The lonely, isolationist terror felt when playing horror alone seemingly gives way to something that promotes group interaction, collaboration, and people coming together against greater evil. Not in all cases, of course, but there is certainly a change happening. And look, that’s not a criticism of this new trend. I enjoy the games above, and others, including the hidden gem that is Devour, but even games that were previously single-player horror have fallen prey to the multiplayer philosophy. The upcoming Red Barrels Outlast Trials are billed as a multiplayer horror experience, in which players will work together to… well… survive the nightmare that is the Murkoff Corporation. It still has a single player campaign, but the latest trailer emphasizes a collaborative effort on the part of the players. The slogan even says “we are in the same boat”.
It’s not entirely new, of course (Back 4 Blood is, after all, standing on Left 4 Dead’s shoulders), but there has been a marked increase recently. Multiplayer games are all the rage right now, but I think a lot of this is because, technologically, the game has advanced several times over the years. Online servers have become more powerful and reliable, and with the introduction of games as a service, although they have not yet fully taken off, games that function as multiplayer titles are in demand today. This improved technology is part of the reason that multiplayer is even the thing in the first place.
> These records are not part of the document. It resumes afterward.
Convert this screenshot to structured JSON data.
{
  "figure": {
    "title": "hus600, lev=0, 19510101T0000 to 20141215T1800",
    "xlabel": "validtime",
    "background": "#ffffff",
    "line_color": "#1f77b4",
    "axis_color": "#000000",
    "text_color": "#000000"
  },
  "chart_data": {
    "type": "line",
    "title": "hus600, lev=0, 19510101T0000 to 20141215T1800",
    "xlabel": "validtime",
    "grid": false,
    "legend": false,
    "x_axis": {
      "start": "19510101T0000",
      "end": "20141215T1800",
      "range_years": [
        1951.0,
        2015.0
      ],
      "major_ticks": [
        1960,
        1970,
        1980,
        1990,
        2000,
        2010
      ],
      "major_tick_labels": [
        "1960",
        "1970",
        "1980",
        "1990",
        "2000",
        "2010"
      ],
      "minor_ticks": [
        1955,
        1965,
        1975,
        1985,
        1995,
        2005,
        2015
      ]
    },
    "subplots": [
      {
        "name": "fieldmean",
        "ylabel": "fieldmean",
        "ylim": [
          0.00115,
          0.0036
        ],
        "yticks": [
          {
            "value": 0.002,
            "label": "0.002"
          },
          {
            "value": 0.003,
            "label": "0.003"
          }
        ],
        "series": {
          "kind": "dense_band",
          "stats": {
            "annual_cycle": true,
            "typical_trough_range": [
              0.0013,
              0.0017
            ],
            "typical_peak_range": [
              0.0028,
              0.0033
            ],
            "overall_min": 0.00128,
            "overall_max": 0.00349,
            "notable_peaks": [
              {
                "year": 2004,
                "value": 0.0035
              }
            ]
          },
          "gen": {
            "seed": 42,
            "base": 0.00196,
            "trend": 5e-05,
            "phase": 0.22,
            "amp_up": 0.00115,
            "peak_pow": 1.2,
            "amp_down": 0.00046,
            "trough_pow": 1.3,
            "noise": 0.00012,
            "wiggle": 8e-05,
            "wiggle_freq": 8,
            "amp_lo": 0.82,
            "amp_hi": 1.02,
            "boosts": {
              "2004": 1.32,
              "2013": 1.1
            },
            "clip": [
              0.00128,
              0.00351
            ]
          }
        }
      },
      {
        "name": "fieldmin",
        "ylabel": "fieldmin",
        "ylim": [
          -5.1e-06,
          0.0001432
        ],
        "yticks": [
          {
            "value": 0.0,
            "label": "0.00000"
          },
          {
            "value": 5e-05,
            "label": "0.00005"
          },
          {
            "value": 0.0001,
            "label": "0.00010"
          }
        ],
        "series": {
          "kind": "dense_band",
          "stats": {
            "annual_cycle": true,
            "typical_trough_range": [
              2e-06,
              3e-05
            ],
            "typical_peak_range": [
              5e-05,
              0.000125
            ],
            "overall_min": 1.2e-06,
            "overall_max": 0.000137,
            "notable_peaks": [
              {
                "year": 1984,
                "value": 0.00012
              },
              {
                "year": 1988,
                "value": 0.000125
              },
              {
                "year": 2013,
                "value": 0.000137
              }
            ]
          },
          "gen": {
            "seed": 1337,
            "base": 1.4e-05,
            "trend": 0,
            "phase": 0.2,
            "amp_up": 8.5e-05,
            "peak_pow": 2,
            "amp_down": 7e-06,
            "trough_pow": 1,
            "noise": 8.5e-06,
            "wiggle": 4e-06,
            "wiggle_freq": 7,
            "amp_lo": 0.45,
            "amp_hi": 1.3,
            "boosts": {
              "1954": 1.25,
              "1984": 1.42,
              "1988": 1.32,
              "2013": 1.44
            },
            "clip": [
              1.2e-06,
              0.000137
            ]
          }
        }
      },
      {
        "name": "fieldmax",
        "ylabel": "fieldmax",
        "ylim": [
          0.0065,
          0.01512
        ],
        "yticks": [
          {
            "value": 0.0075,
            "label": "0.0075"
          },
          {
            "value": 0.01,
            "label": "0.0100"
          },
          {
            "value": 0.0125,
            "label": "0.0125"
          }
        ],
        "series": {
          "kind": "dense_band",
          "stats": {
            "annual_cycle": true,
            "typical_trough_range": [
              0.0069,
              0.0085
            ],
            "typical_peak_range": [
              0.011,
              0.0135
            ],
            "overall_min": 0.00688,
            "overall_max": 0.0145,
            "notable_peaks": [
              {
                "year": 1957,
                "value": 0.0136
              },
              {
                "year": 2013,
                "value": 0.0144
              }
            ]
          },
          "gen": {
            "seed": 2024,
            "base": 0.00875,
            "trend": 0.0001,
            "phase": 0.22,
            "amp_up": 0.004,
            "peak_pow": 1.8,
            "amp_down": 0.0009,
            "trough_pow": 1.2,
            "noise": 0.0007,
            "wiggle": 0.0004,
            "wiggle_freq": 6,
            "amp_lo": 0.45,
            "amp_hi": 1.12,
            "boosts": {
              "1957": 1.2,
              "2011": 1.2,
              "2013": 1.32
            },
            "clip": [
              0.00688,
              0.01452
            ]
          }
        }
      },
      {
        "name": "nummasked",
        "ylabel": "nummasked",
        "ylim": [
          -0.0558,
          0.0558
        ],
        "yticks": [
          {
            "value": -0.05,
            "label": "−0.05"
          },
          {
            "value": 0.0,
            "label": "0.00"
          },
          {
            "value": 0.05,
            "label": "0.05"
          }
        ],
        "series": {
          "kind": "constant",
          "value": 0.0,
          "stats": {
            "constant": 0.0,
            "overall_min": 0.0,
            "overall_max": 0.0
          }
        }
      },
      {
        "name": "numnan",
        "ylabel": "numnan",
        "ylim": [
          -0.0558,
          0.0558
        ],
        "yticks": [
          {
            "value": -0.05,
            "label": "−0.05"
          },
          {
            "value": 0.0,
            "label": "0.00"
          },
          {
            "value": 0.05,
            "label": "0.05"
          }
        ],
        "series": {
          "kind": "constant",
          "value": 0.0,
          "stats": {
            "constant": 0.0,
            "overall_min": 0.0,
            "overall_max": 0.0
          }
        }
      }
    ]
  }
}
It’s also no coincidence that games like Phasmophobia and Dead by Daylight rose to prominence almost as soon as people found themselves isolated at home. PC sales have also increased, so it makes sense that playing online with friends, even in a horror setting, is the way to go right now.
But there is a loss in that, I think; it’s kind of a Faustian marketplace where playing horror games with friends, live or off, is fun as hell, but it loses that deeper connection that horror has with the human psyche. . Playing online with others is all about the fun, teamwork, skill, and who’s going to be scared the most, but horror isn’t just about how much something can make you jump.
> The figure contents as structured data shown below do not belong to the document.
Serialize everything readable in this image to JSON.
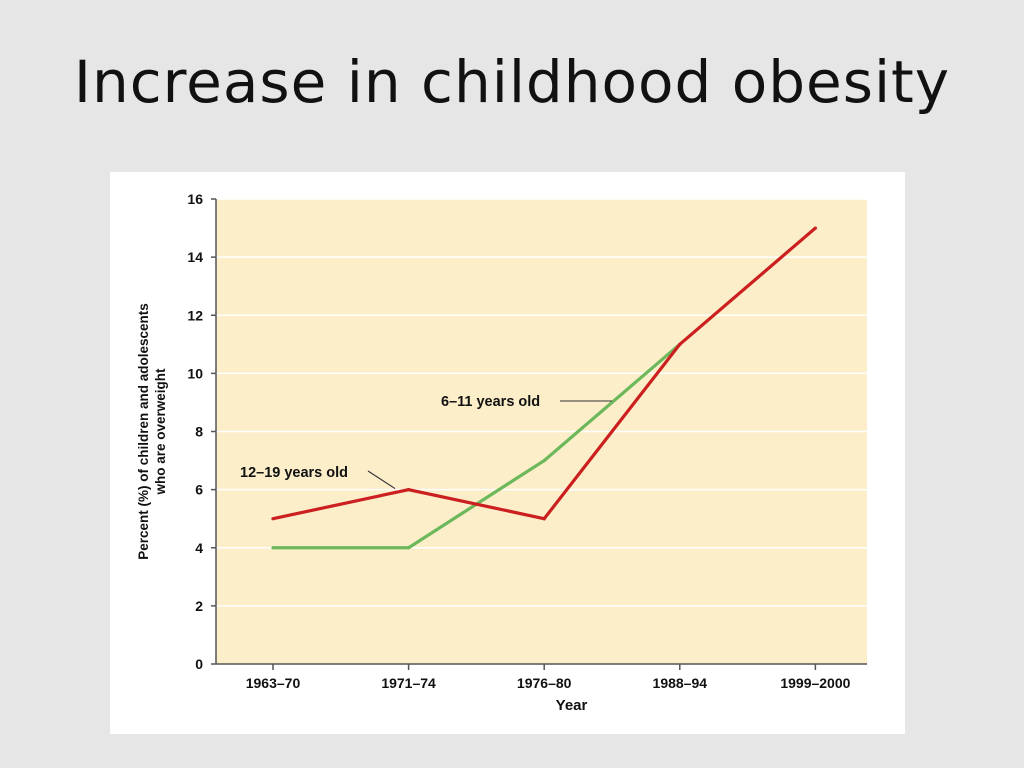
{
  "slide": {
    "title": "Increase in childhood obesity"
  },
  "chart_data": {
    "type": "line",
    "categories": [
      "1963–70",
      "1971–74",
      "1976–80",
      "1988–94",
      "1999–2000"
    ],
    "series": [
      {
        "name": "6–11 years old",
        "values": [
          4,
          4,
          7,
          11,
          null
        ]
      },
      {
        "name": "12–19 years old",
        "values": [
          5,
          6,
          5,
          11,
          15
        ]
      }
    ],
    "xlabel": "Year",
    "ylabel": "Percent (%) of children and adolescents who are overweight",
    "ylabel_lines": [
      "Percent (%) of children and adolescents",
      "who are overweight"
    ],
    "ylim": [
      0,
      16
    ],
    "yticks": [
      0,
      2,
      4,
      6,
      8,
      10,
      12,
      14,
      16
    ],
    "grid": true,
    "colors": {
      "plot_background": "#fbeec9",
      "grid": "#ffffff",
      "series_6_11": "#6cb85a",
      "series_12_19": "#cc1f1f"
    }
  }
}
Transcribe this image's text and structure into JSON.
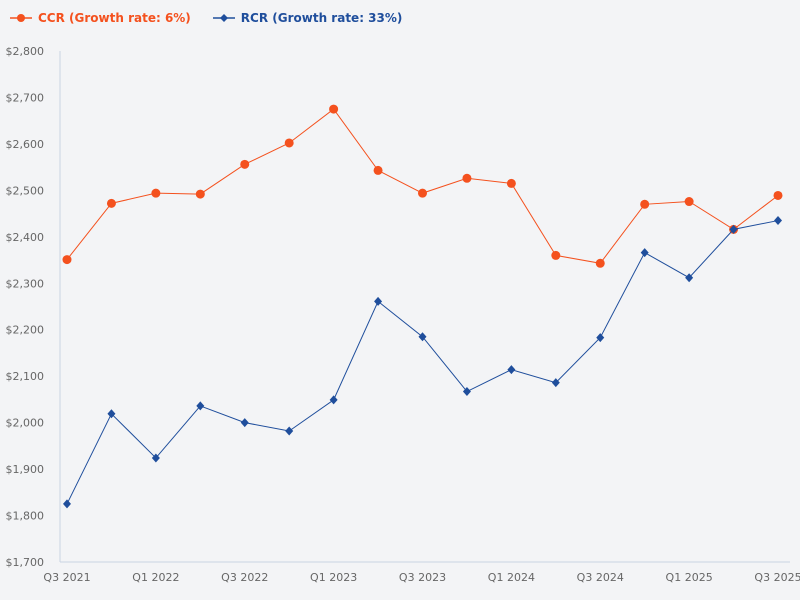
{
  "chart_data": {
    "type": "line",
    "title": "",
    "xlabel": "",
    "ylabel": "",
    "ylim": [
      1700,
      2800
    ],
    "yticks": [
      1700,
      1800,
      1900,
      2000,
      2100,
      2200,
      2300,
      2400,
      2500,
      2600,
      2700,
      2800
    ],
    "ytick_labels": [
      "$1,700",
      "$1,800",
      "$1,900",
      "$2,000",
      "$2,100",
      "$2,200",
      "$2,300",
      "$2,400",
      "$2,500",
      "$2,600",
      "$2,700",
      "$2,800"
    ],
    "categories": [
      "Q3 2021",
      "Q4 2021",
      "Q1 2022",
      "Q2 2022",
      "Q3 2022",
      "Q4 2022",
      "Q1 2023",
      "Q2 2023",
      "Q3 2023",
      "Q4 2023",
      "Q1 2024",
      "Q2 2024",
      "Q3 2024",
      "Q4 2024",
      "Q1 2025",
      "Q2 2025",
      "Q3 2025"
    ],
    "xtick_labels": [
      "Q3 2021",
      "Q1 2022",
      "Q3 2022",
      "Q1 2023",
      "Q3 2023",
      "Q1 2024",
      "Q3 2024",
      "Q1 2025",
      "Q3 2025"
    ],
    "grid": false,
    "legend_position": "top-left",
    "series": [
      {
        "name": "CCR (Growth rate: 6%)",
        "color": "#f4511e",
        "marker": "circle",
        "values": [
          2351,
          2472,
          2494,
          2492,
          2556,
          2602,
          2675,
          2543,
          2494,
          2526,
          2515,
          2360,
          2343,
          2470,
          2476,
          2416,
          2489
        ]
      },
      {
        "name": "RCR (Growth rate: 33%)",
        "color": "#1f4e9c",
        "marker": "diamond",
        "values": [
          1825,
          2019,
          1924,
          2036,
          2000,
          1982,
          2049,
          2261,
          2185,
          2067,
          2114,
          2086,
          2183,
          2366,
          2312,
          2416,
          2435
        ]
      }
    ]
  }
}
As a genre, horror can often be characterized by what it does more than what it is, but fear comes in many forms. We have a strange desire to be challenged by things that can be horrible, disgusting, or that pounce on our sense of comfort and normalcy. Good horror is more of a psychological challenge than a physical one, and multiplayer games tend to focus on the latter. Playing horror games with friends is often an exercise in quick decisions, frenzied mechanics, and the stamina challenge of not being the first to die. A good single player horror game offers something much more haunting, often at a slower pace, with the scares coming from the plot as well as the enemies.
We already know the overwhelming effect that a slow build can have when a game is played solo. It’s time for terror to take shape and its disturbing tendrils to take hold. Look at Silent Hill 2 as a classic example. Guilt is used as a dominant theme with a lot of effect, and it’s reinforced by the fact that the player doesn’t have teammates to support them when the horror gets too real, too scary. They are alone, and they have time to lounge there. The work of studios like Frictional Games with titles like Soma or the Amnesia series explores deep fears related to identity and individuality.
But Outlast games provide a perfect comparative example: games that worked because they were single-player, now bringing multiplayer into the mix. Being alone in the Mount Massive Asylum in Game 1, or the rural backwaters of northern Arizona in the 2017 sequel, is scary in large part because of your isolation. Trekking through each region, with no defensive objects and no real means of escape, is the stuff of nightmares. While the past might scare you, there’s an added lack of security that comes from being alone that you just don’t get when playing with others no matter how scary the surroundings are. . As a series, Outlast pits players against impossible obstacles: men, science, and supernatural monsters all much stronger than the protagonist. Will this work in a multiplayer experience? It remains to be seen. I have my doubts.
Ever since Phasmophobia hit Steam last year, the developers have looked to get into the act of team-based horror. It’s a winning formula that continues to inspire other titles, like the all new Forewarned. While not all of the games that come out are about a multiplayer experience, it’s these that distract from single-player titles like Visage or Lost in Vivo which I think both testify to the power of fear. Not to mention the new Resident Evil games. They might not be as much fun playing with friends on a Friday night, but what they lack in cheerfulness, they make up for the abject horror that only comes when you’re really alone with the game.